Secondly, we recommend that strength training be part of your life in some capacity because it will make everything you do better and easier. You can work out in a park, your living room, a gym, or anywhere else, but your routine should be built around bodyweight exercises or free weights and functional, real-world movements.

Nerd Fitness has an underlying superhero theme. Where did that idea come from?

When I was a little kid, I dressed up like Superman constantly. Although I was Superman for Halloween about four years in a row, underwear on the outside and all, I would dress up like him on random Tuesdays. I just loved the idea that there’s an alter ego within all of us who’s capable of amazing things. Growing up as a scrawny kid, I liked to imagine what my life would be like as somebody with superpowers.

When I started Nerd Fitness, the idea that we can all become a superhero version of ourselves just made sense. I had spent enough of my time living vicariously through characters in books, comics, games, and movies. I wanted to start living vicariously through myself. I thought it was a fun way to look at life and a great lens through which to analyze our journeys. By day, we might be computer programmers or writers or nurses or janitors, but by night, our alter egos can be whatever we want them to be.

Travel Trumps All

If you could put everything on hold for three months, what would you do?

I just recently moved to New York City, so I’m really enjoying getting to know this place.
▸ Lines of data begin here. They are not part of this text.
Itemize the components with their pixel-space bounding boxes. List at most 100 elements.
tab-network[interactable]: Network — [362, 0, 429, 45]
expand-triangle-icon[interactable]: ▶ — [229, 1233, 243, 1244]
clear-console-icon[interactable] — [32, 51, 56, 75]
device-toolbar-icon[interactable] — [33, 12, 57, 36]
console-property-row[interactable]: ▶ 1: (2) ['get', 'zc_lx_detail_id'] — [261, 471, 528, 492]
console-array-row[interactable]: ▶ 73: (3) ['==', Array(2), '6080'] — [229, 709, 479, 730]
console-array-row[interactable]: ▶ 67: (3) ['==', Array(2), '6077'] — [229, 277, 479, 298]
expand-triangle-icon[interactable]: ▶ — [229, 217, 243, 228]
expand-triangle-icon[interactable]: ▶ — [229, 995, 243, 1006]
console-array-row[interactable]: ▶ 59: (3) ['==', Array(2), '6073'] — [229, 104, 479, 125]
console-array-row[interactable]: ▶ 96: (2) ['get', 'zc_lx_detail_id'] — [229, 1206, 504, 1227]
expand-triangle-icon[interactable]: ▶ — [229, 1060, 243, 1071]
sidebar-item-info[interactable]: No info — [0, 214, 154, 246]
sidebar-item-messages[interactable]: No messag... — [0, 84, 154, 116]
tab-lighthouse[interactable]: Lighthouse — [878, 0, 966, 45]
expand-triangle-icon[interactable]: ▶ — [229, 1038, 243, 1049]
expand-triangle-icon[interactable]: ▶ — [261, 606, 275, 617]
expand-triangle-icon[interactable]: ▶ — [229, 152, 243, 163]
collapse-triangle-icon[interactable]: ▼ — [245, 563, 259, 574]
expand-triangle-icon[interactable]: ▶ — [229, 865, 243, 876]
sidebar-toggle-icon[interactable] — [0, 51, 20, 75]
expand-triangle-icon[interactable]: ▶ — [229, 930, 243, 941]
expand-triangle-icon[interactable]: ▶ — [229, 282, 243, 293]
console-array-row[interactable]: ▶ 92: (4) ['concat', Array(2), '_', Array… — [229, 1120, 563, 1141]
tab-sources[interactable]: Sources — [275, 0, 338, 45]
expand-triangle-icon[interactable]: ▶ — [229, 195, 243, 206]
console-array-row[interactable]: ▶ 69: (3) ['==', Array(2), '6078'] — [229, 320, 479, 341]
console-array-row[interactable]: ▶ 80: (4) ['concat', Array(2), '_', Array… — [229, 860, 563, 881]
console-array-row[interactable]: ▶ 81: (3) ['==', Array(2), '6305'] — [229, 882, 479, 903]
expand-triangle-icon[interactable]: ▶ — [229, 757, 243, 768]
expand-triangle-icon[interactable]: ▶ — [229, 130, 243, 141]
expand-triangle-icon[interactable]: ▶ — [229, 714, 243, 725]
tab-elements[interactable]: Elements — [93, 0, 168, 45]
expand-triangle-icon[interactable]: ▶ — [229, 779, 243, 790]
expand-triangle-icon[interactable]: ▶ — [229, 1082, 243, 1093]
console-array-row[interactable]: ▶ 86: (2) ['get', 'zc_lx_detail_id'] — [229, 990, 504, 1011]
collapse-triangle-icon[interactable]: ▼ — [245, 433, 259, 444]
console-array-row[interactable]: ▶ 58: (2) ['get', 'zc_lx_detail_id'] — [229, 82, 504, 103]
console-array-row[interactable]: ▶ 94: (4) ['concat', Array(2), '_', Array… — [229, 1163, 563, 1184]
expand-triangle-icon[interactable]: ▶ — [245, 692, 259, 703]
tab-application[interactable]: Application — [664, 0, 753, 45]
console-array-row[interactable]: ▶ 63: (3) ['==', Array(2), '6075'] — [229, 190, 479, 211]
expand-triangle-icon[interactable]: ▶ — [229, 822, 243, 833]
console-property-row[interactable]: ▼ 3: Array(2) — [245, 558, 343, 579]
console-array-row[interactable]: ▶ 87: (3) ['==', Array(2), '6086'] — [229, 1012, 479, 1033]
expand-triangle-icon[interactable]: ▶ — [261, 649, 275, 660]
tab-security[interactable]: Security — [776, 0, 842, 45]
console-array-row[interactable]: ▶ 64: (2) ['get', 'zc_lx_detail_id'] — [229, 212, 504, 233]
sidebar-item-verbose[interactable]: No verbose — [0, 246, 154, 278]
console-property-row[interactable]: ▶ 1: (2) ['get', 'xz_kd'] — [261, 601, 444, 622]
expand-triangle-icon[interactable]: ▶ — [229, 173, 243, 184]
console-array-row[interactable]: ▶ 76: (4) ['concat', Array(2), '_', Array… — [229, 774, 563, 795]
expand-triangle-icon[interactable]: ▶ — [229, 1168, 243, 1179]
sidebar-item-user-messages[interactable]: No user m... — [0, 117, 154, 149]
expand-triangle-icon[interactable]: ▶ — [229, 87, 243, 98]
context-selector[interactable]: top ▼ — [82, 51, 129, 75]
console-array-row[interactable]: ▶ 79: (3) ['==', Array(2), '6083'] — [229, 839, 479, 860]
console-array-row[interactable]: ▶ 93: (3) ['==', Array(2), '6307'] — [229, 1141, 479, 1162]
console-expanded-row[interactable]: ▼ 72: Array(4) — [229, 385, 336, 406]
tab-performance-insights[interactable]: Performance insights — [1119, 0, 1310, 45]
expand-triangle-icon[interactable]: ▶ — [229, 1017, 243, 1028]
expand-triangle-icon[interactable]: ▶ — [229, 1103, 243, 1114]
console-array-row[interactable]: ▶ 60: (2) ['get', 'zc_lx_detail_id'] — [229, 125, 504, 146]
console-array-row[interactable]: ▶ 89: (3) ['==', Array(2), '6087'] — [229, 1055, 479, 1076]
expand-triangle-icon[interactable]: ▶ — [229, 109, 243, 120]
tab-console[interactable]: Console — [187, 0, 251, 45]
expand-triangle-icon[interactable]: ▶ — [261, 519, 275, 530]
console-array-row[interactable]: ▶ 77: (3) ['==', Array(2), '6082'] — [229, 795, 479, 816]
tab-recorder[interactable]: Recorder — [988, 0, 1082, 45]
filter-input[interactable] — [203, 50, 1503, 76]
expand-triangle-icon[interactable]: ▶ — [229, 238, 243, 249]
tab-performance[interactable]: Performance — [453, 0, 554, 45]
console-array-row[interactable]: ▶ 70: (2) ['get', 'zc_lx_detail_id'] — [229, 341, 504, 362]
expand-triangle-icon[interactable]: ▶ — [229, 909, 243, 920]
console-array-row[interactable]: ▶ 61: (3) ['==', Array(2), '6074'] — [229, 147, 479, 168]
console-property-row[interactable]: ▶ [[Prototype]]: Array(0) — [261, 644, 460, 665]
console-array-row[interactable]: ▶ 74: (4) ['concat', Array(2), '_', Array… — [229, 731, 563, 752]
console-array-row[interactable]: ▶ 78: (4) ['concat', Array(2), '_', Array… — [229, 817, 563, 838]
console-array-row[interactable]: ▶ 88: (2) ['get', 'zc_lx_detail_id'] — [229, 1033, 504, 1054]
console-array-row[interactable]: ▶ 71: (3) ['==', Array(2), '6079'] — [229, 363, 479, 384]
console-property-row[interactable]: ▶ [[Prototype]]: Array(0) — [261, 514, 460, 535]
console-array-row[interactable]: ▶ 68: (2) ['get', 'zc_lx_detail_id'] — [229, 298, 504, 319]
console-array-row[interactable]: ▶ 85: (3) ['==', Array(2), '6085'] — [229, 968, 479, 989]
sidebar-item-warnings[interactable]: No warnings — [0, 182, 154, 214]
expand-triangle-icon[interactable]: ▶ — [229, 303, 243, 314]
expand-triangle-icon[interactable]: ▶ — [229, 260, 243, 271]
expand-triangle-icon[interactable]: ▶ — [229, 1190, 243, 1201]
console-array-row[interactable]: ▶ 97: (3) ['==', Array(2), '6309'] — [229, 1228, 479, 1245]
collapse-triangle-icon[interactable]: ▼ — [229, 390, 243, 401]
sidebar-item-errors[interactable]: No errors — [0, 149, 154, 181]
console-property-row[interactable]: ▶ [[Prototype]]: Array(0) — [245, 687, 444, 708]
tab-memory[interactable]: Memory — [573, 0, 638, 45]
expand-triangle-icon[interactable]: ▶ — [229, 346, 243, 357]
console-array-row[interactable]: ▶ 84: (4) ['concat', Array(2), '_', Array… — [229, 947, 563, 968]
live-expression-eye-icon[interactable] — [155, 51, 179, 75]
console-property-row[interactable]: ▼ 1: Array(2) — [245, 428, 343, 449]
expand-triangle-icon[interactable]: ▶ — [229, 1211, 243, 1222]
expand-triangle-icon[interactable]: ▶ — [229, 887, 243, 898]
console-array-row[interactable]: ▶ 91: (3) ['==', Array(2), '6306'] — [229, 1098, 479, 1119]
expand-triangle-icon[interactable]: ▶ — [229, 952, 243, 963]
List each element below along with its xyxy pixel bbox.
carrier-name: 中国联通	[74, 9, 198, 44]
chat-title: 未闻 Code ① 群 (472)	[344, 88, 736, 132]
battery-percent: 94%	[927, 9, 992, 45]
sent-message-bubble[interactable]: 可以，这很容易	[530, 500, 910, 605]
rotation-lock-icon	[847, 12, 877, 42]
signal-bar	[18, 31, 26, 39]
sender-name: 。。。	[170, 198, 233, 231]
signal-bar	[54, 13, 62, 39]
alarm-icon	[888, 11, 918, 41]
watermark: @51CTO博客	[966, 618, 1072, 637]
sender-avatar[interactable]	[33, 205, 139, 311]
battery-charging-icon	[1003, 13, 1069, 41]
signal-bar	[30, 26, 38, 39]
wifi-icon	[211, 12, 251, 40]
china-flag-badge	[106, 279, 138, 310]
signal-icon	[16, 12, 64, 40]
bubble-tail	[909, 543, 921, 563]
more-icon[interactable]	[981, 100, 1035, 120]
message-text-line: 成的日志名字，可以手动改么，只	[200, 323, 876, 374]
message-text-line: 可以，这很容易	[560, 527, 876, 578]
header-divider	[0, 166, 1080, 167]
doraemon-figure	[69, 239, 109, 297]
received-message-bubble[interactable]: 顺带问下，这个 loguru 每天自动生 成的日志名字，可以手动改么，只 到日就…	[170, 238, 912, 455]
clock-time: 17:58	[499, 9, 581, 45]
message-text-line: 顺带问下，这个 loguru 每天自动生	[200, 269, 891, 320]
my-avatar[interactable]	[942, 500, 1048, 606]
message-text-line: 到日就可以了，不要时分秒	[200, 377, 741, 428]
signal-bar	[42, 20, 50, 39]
However, once it gets cold, I imagine my answer would be something like this: pack up my guitar and violin and rent a place in a country like Costa Rica on the beach with a great surf break. I’d spend my early mornings writing another book, late morning training in a local gym, and then spend my afternoons surfing, playing music, and practicing my Spanish. Music is something I try to do every day and I would love to get even better at it for no reason other than that it makes me happy.

What’s the best sporting event you’ve ever been to?

I flew from Nashville to Boston for 24 hours to attend the sixth game of the 2013 World Series. Growing up in Massachusetts, I was raised a die-hard Red Sox fan and the opportunity to see them clinch the championship at Fenway Park was too good to pass up. My friend Mike Pacchione, also a die-hard Sox fan, flew over from Portland, Ore. We overpaid for nosebleed seats out in center field and we had an absolute blast. I’m not sure I’ll be able to top that one. Maybe a Super Bowl?


If you had to spend all your money on just one thing, what would it be?

A time machine! No? Hmm, that’s a tough one as I try to spend my money on experiences instead of things. I guess if I had to spend it on a thing, it would be a tropical island. If I’m going to get hypothetical, I might as well get weird, too. I figure if Richard Branson can own one and use it as a place to conduct business, I can too. I’ll try to get an island near his so I can kitesurf over for the afternoon.

Live Your Best Life

Do you have three “cheats” you use in your daily life that we should know about?

  • Work out. Regardless of your career, working out will improve every single aspect of your life. This is non-negotiable and so freaking important. We only have one chance on this planet and one body, so take care of it.
  • Read every day. Knowledge is power and a single book could house an idea that shifts your entire perspective on life. It did for me and I can’t wait for the next time that happens.
  • Do something you love every day. Music reminds me that being alive is a chance billions would give anything to have back, so I play every day and get lost in it. If we’re not finding a way to be happy every day, what’s the point?